Wenn einer weint, ist er ganz allein, Jascha weiß das. Nur solange Hermann noch da war, war es anders. Hermann hat ihn in den Arm genommen, zuerst nicht, aber dann schon; zuerst hat Hermann immer gewollt, dass Jascha das Weinen bleiben lässt, und oft hat Jascha es auch geschafft und hat Angst und Tränen hinuntergeschluckt. Aber manchmal, wenn es gar nicht ging, hat Hermann dann doch den Arm um ihn gelegt.
Kann man aber den Arm um einen erwachsenen Mann legen?
Nein, Jascha glaubt nicht, dass das geht. Er kann höchstens ganz vorsichtig eine Handbreit näher hinrücken. Und mucksmäuschenstill sein wie an dem Tag, an dem er das ungenutzte Radio in der Türmerstube erwähnt hat, woraufhin der Einarmige gleich knurrte, dass er kein Radio mehr braucht, dass ihn keine Heeresberichte und Sondermeldungen mehr etwas angehen, dass sich das Oberkommando der Wehrmacht seine Erfolge an den Hut stecken kann. Er hat mit der Ferse an den Apparat unter seiner Sitzbank geschlagen. »Unser siegreiches Heer«, hat er gesagt und gelacht, und es war ein böses Lachen.
»Aber... es geht doch noch?«, hat Jascha sich zu fragen getraut, denn wenn das Radio noch funktionierte...! Im Judenhaus stand nämlich einmal ein Radio. Bevor man es abgeben musste.
Der Einarmige hat gefaucht, dass er die Anodenbatterie schon vor einem Jahr herausgenommen und weggeschmissen hat. Dass sie das im Rathaus aber nicht wissen. Sonst würde man ihm vielleicht einen Volksempfänger heraufbringen, damit er hört, ob Bomberverbände im Anflug sind, und das braucht es doch gar nicht, die Alarmsirenen reichen ihm schon.

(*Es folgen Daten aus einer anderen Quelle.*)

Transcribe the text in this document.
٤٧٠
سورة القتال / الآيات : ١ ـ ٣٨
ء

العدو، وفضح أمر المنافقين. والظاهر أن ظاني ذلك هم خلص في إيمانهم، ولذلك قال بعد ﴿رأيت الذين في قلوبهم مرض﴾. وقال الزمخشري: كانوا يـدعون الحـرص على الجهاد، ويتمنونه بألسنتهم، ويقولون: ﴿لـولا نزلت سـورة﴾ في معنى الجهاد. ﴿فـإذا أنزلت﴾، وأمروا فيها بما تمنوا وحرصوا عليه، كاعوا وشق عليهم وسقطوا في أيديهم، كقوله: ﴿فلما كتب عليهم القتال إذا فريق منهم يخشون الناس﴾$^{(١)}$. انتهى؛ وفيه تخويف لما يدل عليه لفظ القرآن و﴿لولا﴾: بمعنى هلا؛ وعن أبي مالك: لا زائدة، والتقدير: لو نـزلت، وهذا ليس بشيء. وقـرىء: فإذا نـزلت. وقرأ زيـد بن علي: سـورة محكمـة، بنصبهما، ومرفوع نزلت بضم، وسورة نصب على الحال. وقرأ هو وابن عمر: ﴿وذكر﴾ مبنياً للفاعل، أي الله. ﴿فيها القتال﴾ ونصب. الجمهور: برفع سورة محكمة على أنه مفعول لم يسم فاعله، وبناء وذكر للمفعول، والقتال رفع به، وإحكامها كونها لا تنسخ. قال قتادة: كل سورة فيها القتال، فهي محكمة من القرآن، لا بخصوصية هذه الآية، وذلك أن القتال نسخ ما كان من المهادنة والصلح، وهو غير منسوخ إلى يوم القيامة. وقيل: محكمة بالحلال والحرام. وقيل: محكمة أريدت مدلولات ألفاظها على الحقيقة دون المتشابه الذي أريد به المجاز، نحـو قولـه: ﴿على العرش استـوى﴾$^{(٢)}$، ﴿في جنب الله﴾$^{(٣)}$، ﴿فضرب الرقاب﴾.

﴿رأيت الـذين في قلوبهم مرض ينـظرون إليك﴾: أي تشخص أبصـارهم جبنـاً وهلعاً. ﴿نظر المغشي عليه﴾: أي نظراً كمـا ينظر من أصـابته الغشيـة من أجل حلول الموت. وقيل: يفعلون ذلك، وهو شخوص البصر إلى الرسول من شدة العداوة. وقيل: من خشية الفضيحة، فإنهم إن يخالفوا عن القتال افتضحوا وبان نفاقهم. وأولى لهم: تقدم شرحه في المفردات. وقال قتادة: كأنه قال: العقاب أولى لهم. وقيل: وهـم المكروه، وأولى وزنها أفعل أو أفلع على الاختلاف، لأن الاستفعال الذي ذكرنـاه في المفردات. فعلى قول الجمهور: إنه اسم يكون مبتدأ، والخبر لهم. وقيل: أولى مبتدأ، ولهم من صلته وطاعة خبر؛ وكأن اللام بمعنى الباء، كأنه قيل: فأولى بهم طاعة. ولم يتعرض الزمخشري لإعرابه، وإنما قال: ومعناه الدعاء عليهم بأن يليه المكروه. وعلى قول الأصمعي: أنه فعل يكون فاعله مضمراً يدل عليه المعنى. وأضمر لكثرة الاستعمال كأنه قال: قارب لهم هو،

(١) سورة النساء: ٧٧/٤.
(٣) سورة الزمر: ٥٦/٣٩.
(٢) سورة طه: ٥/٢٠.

Auf einmal hat er aber das Radio unter der Bank hervorgezogen und nachgesehen, ob ihm der Tritt geschadet hat. Er hat gemurmelt, dass er die Batterie nicht hätte wegwerfen sollen, sein Jüngster hat sich damals so gefreut, als er sie bekommen hat, er ist ein Radiobastler gewesen, und was für einer.
Ein Radiobastler? Jascha hätte brennend gern mehr darüber erfahren. Das Lexikon, das sonst doch alles weiß, behauptet, Radio wäre eine Abkürzung für Technik mit elektromagnetischen Wellen, und einen Volksempfänger kennt es auch nicht. Doch wenn ein Mann sich abwendet, fragt man nichts mehr.
Der Einarmige nimmt jetzt das Sacktuch vom Gesicht und schnäuzt sich hinein und Jascha zieht das Lexikon vorsichtig wieder zu sich herüber.
»Dass du mir sonst nichts hineinschreibst«, sagt der Einarmige rau, »und auch keine Kreuzchen machst, von denen ich nichts weiß. Der Stadtsekretär, dem trau ich nicht, der könnte ein Spitzel des SD sein.